Video: The inequality myth explained
posted at 8:45 am on October 27, 2011 by Ed Morrissey
As Power Line says, someone at PBS screwed up by allowing Richard Epstein to explain why the current sturm und drang over “income inequality” misses the point. Epstein argues that whatever income inequality exists is the result of productiveness and success in the markets, and that imposing redistributive government policies to “correct” for the inequality will mean much less innovation and economic success. When Epstein’s interviewer points out that marginal and capital-gains taxes were much higher in earlier periods of economic growth, Epstein points out that the tax code had more shelters for investors that shielded capital from seizure — and that government was much less redistributive than it is today:
While we cogitate over hearing this at PBS, of all places, James Pethokoukis reminds us that the central premise of “income inequality” is flawed anyway:
5. The Minneapolis Federal Reserve concluded — after taking into account household size and differing price index – median household income for most household types increased by 44 percent to 62 percent from 1976 to 2006. In addition, its research shows that median hourly wages (including fringe benefits) rose by 28 percent from 1975 to 2005.
6. As technological change accelerates and becomes more pervasive, the market will reward workers with more education and skills. As CBO notes: “Numerous researchers have concluded that, on balance, the technological changes of the past several decades— and perhaps the entire past century—increased employers’ demand for workers with higher skills and more education. That increase, along with a smaller increase in the supply of workers with higher skills and more education, generated substantial gains in the relative wages of more-educated worker. In the past decades, inequality has been going up everywhere.” It is a global phenomenon.
7. And why did the top 1 percent do particularly well? One potential explanation from CBO: ”The compensation of ‘superstars’ (such as actors, athletes, and musicians) may be especially sensitive to technological changes. Unique characteristics of that labor market mean that technical innovations, such as cheap mass media, have made it possible for entertainers to reach much wider audiences. That increased exposure, in turn, has led to a manyfold increase in income for such people.” The CBO also mentioned ”changes in the governance and structure of executive compensation, increases in firms’ size and complexity, and the increasing scale of financial-sector activities” as possibilities.
My bottom line: a) income inequality has increased somewhat in recent decades, but not exploded; b) that increase is natural given technology and globalization; c) incomes could have risen faster with a better educated workforce (that also didn’t have to compete with an influx of workers from Asia), but did OK; d) we need to boost education to keep up with advancing technology and productivity; e) the past decade was one of slow growth followed by a nasty recession. No argument there. Looking forward, America will need a pro-growth tax system, smarter regulation and far better human capital (helped by higher teacher pay in exchange for eliminating tenure, more skilled immigration, etc.).
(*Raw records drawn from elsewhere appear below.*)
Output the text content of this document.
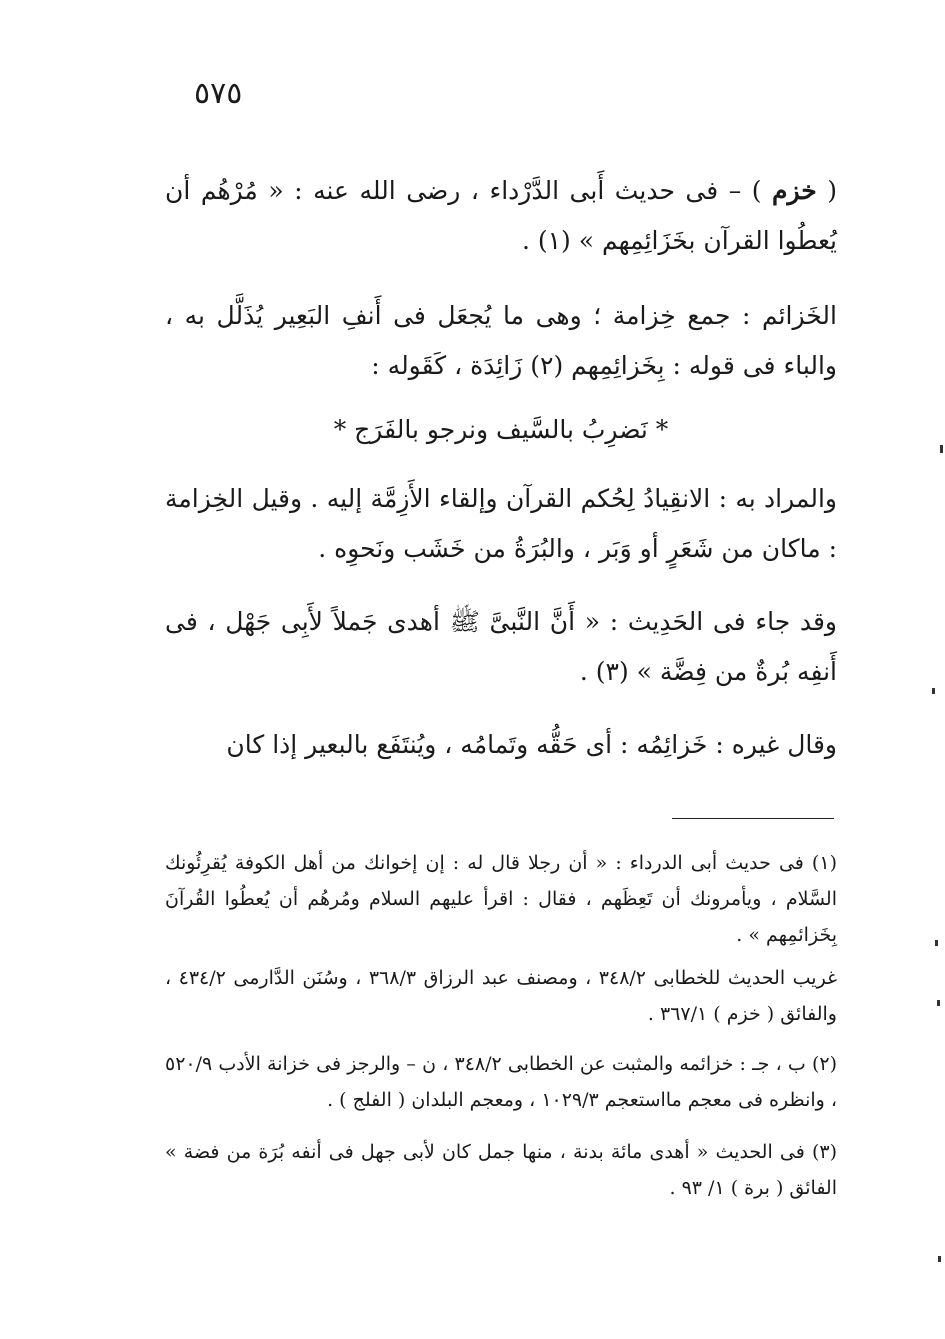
٥٧٥

( خزم ) – فى حديث أَبى الدَّرْداء ، رضى الله عنه : « مُرْهُم أن يُعطُوا القرآن بخَزَائِمِهم » (١) .

الخَزائم : جمع خِزامة ؛ وهى ما يُجعَل فى أَنفِ البَعِير يُذَلَّل به ، والباء فى قوله : بِخَزائِمِهم (٢) زَائِدَة ، كَقَوله :

* نَضرِبُ بالسَّيف ونرجو بالفَرَج *

والمراد به : الانقِيادُ لِحُكم القرآن وإلقاء الأَزِمَّة إليه . وقيل الخِزامة : ماكان من شَعَرٍ أو وَبَر ، والبُرَةُ من خَشَب ونَحوِه .

وقد جاء فى الحَدِيث : « أَنَّ النَّبىَّ ﷺ أهدى جَملاً لأَبِى جَهْل ، فى أَنفِه بُرةٌ من فِضَّة » (٣) .

وقال غيره : خَزائِمُه : أى حَقُّه وتَمامُه ، ويُنتَفَع بالبعير إذا كان

(١) فى حديث أبى الدرداء : « أن رجلا قال له : إن إخوانك من أهل الكوفة يُقرِئُونك السَّلام ، ويأمرونك أن تَعِظَهم ، فقال : اقرأ عليهم السلام ومُرهُم أن يُعطُوا القُرآنَ بِخَزائمِهم » .

غريب الحديث للخطابى ٣٤٨/٢ ، ومصنف عبد الرزاق ٣٦٨/٣ ، وسُنَن الدَّارمى ٤٣٤/٢ ، والفائق ( خزم ) ٣٦٧/١ .

(٢) ب ، جـ : خزائمه والمثبت عن الخطابى ٣٤٨/٢ ، ن – والرجز فى خزانة الأدب ٥٢٠/٩ ، وانظره فى معجم مااستعجم ١٠٢٩/٣ ، ومعجم البلدان ( الفلج ) .

(٣) فى الحديث « أهدى مائة بدنة ، منها جمل كان لأبى جهل فى أنفه بُرَة من فضة » الفائق ( برة ) ١/ ٩٣ .
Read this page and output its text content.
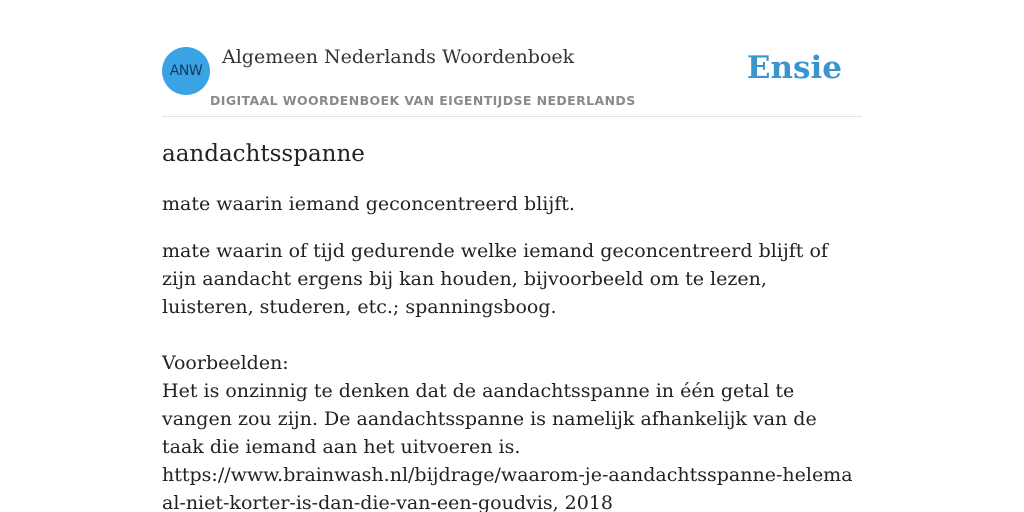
ANW
Algemeen Nederlands Woordenboek
DIGITAAL WOORDENBOEK VAN EIGENTIJDSE NEDERLANDS
Ensie
aandachtsspanne

mate waarin iemand geconcentreerd blijft.

mate waarin of tijd gedurende welke iemand geconcentreerd blijft of zijn aandacht ergens bij kan houden, bijvoorbeeld om te lezen, luisteren, studeren, etc.; spanningsboog.

Voorbeelden:

Het is onzinnig te denken dat de aandachtsspanne in één getal te vangen zou zijn. De aandachtsspanne is namelijk afhankelijk van de taak die iemand aan het uitvoeren is.

https://www.brainwash.nl/bijdrage/waarom-je-aandachtsspanne-helemaal-niet-korter-is-dan-die-van-een-goudvis, 2018
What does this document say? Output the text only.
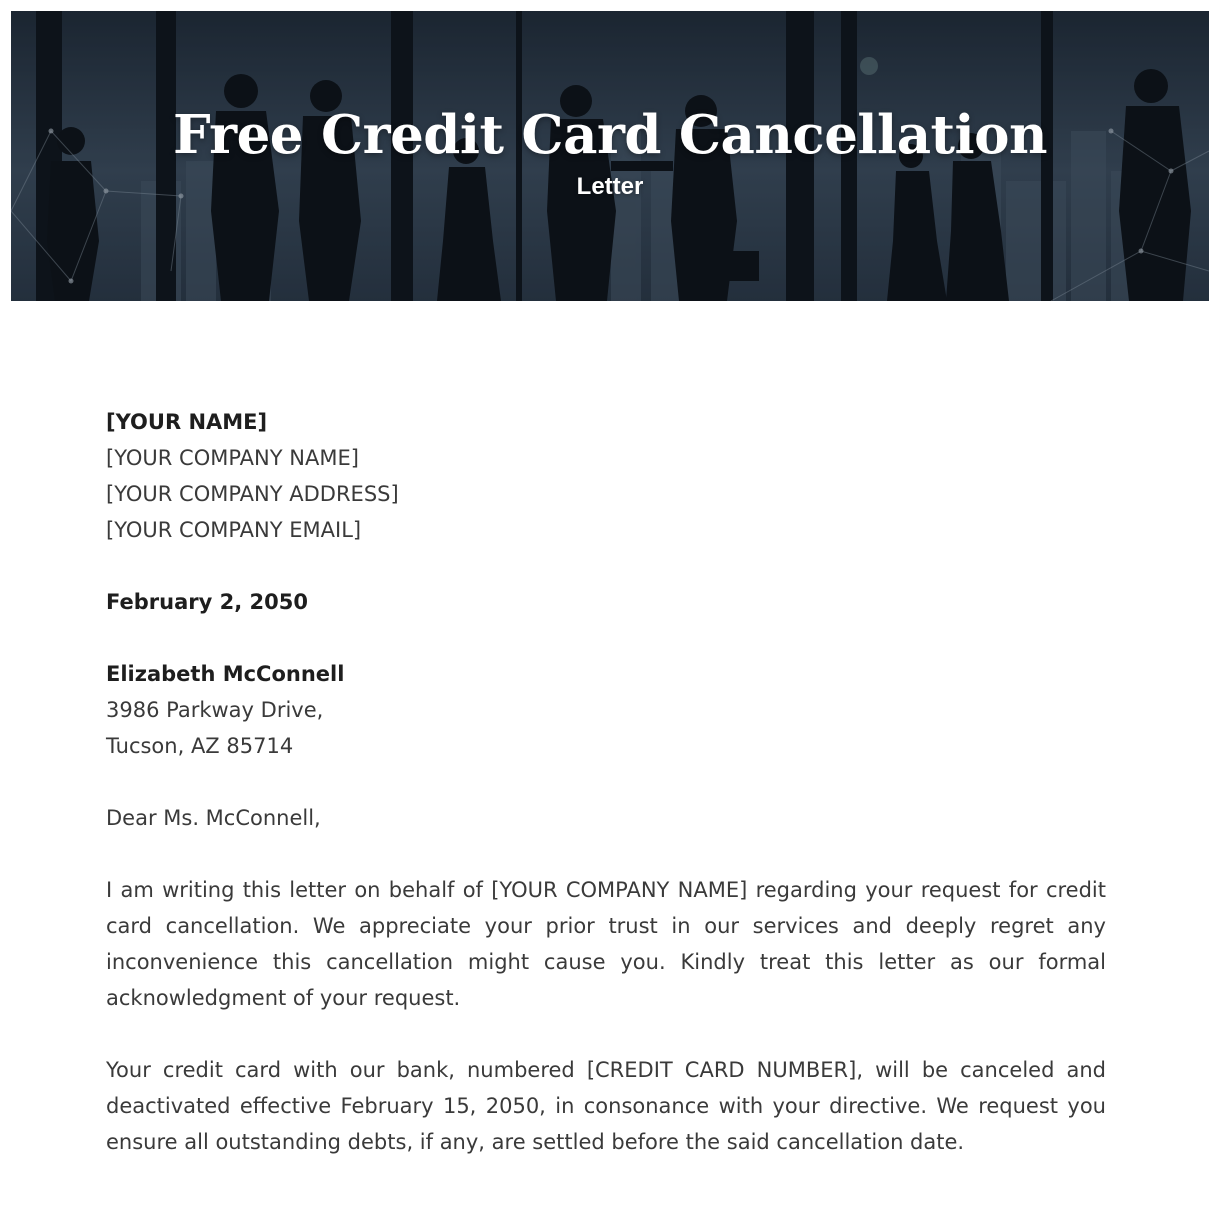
Free Credit Card Cancellation
Letter
[YOUR NAME]
[YOUR COMPANY NAME]
[YOUR COMPANY ADDRESS]
[YOUR COMPANY EMAIL]
February 2, 2050
Elizabeth McConnell
3986 Parkway Drive,
Tucson, AZ 85714
Dear Ms. McConnell,
I am writing this letter on behalf of [YOUR COMPANY NAME] regarding your request for credit card cancellation. We appreciate your prior trust in our services and deeply regret any inconvenience this cancellation might cause you. Kindly treat this letter as our formal acknowledgment of your request.
Your credit card with our bank, numbered [CREDIT CARD NUMBER], will be canceled and deactivated effective February 15, 2050, in consonance with your directive. We request you ensure all outstanding debts, if any, are settled before the said cancellation date.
That way, incomes won’t just be more equal, they’ll be growing.
“Income inequality” has always existed. It exists in every economic system ever invented. Does anyone doubt that income inequality exists in communist China, or existed in the Soviet Union? If you don’t want to argue from the extremes, take a look at western Europe, which has relied on massively redistributive policies for decades. The difference between these systems and the American experience is that membership in an economic class has never been static, but is changeable depending on one’s innovation and effort. That goes to the heart of American exceptionalism, and American success — or at least it did before we tried turning ourselves into a version of Europe’s sclerotic nanny states.